There is, remarkably, little sign of drink - are the shouting and waving people simply high on their own delight? It's a curious mixture of innocence and idiocy. There are firecrackers and hand-held tins of fountaining fireworks. Cars screech to a stop after jack-rabbit starts and I fear for those sitting in their windows. There are competitions between drivers jamming on their brakes and revving their engines. Huge clouds of smoke rise. Have they completely blown that engine? One young man holds the handlebars of his motorcycle and swings it in endless circles around him. Another turns circles, sitting on his motorcycle, reared up on its back wheel, the admiring crowd so close that any loss of control could be a fatality. Country fair, J says. We see a motorbike afterward on the sidewalk, its rear wheel tire totally bare.
I remark to J that what is missing are the police that would be present in Canada or the UK - not stopping the parade but a general watchful presence in the interests of safety. He laughs and suggests that they're probably deliberately not observing some of what is going on. And so it seems. We walk back the length of the front, past young men dancing conga-style in the street, to Europa Square - almost empty except fo the ten policeman chatting with each other, backs to the road.
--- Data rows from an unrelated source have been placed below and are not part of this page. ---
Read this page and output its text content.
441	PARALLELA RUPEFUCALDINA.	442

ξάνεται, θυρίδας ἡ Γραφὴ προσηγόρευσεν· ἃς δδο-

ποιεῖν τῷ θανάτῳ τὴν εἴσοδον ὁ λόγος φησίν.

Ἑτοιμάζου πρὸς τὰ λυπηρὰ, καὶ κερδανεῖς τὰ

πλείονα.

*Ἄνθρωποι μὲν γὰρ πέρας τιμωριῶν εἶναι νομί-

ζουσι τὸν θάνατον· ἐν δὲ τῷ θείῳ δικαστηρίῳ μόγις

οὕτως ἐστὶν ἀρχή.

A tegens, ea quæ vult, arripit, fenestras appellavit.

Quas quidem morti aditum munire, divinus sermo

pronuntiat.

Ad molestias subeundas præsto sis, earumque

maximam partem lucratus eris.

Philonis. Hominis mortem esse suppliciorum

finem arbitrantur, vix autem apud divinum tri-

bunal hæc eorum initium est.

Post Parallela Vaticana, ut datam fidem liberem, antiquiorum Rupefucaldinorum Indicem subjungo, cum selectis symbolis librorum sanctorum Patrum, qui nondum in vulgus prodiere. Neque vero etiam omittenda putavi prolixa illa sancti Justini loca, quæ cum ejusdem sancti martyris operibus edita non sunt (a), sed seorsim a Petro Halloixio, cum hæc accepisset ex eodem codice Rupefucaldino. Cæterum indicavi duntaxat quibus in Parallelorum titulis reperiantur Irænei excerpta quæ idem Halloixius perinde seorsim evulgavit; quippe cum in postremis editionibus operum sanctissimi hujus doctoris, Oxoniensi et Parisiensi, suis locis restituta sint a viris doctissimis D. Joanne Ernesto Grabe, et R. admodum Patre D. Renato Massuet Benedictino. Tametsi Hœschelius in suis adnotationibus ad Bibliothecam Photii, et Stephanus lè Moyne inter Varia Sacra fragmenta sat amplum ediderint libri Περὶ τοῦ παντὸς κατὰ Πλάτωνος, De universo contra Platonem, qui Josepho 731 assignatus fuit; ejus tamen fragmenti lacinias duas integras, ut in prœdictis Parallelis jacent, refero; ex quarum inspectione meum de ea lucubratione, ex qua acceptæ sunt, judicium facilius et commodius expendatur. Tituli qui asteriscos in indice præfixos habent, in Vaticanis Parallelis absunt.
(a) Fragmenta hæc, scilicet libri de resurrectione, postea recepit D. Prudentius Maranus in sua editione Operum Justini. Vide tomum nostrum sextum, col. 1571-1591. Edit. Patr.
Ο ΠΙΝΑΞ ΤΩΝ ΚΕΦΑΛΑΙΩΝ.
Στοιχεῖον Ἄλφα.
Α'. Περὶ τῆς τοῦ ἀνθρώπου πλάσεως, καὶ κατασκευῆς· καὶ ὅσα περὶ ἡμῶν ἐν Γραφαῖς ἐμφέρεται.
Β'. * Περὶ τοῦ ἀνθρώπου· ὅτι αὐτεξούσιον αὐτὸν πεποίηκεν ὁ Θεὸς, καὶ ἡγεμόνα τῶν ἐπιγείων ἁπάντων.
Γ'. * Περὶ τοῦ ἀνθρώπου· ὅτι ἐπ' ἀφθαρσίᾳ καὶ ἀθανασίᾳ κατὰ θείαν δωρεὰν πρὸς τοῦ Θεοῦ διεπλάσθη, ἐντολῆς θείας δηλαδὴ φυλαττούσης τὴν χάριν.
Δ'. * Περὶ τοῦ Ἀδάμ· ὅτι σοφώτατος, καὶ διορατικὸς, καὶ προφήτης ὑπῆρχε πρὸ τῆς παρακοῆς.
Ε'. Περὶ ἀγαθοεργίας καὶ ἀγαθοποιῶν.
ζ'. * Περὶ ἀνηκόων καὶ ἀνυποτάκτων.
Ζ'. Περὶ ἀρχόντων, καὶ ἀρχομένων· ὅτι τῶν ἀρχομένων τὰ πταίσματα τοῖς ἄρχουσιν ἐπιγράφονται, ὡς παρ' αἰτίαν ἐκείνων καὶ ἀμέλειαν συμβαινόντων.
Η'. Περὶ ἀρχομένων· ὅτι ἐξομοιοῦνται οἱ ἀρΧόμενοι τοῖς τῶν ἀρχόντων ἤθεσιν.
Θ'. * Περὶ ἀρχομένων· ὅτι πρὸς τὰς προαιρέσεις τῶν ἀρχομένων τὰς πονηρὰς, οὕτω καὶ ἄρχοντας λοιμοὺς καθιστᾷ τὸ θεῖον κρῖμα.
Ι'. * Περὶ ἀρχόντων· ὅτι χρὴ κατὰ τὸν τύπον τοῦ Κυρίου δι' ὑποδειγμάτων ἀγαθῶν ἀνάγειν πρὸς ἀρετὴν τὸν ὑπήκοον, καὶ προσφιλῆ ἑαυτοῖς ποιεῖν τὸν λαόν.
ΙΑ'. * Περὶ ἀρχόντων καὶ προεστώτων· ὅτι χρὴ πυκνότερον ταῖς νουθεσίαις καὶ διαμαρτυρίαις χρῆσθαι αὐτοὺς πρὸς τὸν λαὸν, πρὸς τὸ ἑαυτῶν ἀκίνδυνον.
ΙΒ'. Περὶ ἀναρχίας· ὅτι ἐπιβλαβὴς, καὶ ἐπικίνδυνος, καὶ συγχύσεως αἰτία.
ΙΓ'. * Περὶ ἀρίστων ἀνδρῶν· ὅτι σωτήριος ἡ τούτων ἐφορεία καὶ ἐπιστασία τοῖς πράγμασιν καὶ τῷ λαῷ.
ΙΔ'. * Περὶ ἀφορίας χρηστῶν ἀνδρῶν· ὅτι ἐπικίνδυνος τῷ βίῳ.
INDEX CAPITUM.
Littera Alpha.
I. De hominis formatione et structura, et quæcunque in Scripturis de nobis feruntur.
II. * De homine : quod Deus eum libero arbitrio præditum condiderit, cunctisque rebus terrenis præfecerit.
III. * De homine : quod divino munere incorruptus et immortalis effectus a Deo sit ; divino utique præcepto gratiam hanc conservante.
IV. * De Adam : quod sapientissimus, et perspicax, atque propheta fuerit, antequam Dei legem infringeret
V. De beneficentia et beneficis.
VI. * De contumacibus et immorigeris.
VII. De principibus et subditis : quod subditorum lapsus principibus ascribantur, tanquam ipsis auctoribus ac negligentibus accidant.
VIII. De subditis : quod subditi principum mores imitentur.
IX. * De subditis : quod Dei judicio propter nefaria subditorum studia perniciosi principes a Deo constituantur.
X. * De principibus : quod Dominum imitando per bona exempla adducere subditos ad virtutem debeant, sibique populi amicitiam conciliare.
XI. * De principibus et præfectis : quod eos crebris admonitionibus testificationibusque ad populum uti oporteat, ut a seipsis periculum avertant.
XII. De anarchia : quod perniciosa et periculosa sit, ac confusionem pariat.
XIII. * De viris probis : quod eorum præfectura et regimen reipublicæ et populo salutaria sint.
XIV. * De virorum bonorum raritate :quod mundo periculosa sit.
Back at the Eleonora we chat with Christos. He has voted of course - it's compulsory in Cyprus. If you don't, the authorities are round to know the reason - do you have a doctor's certificate? He talks about the rapid growth on Cyprus and the housing explosion. A few years ago there were 600,000 people and now nearly a million. Costs are not much lower than the rest of Europe, but wages are. He began work for 2 pounds a week at the age of 12 and in his teens had to beg for a raise in order to buy a pair of long trousers. It was difficult, he says. It's no wonder he has sold this ploace after 60 years of work. But he has not done badly over the time. He has 3 children and he has given each of them 2 houses. Will the next generation of young Cypriots be as lucky?”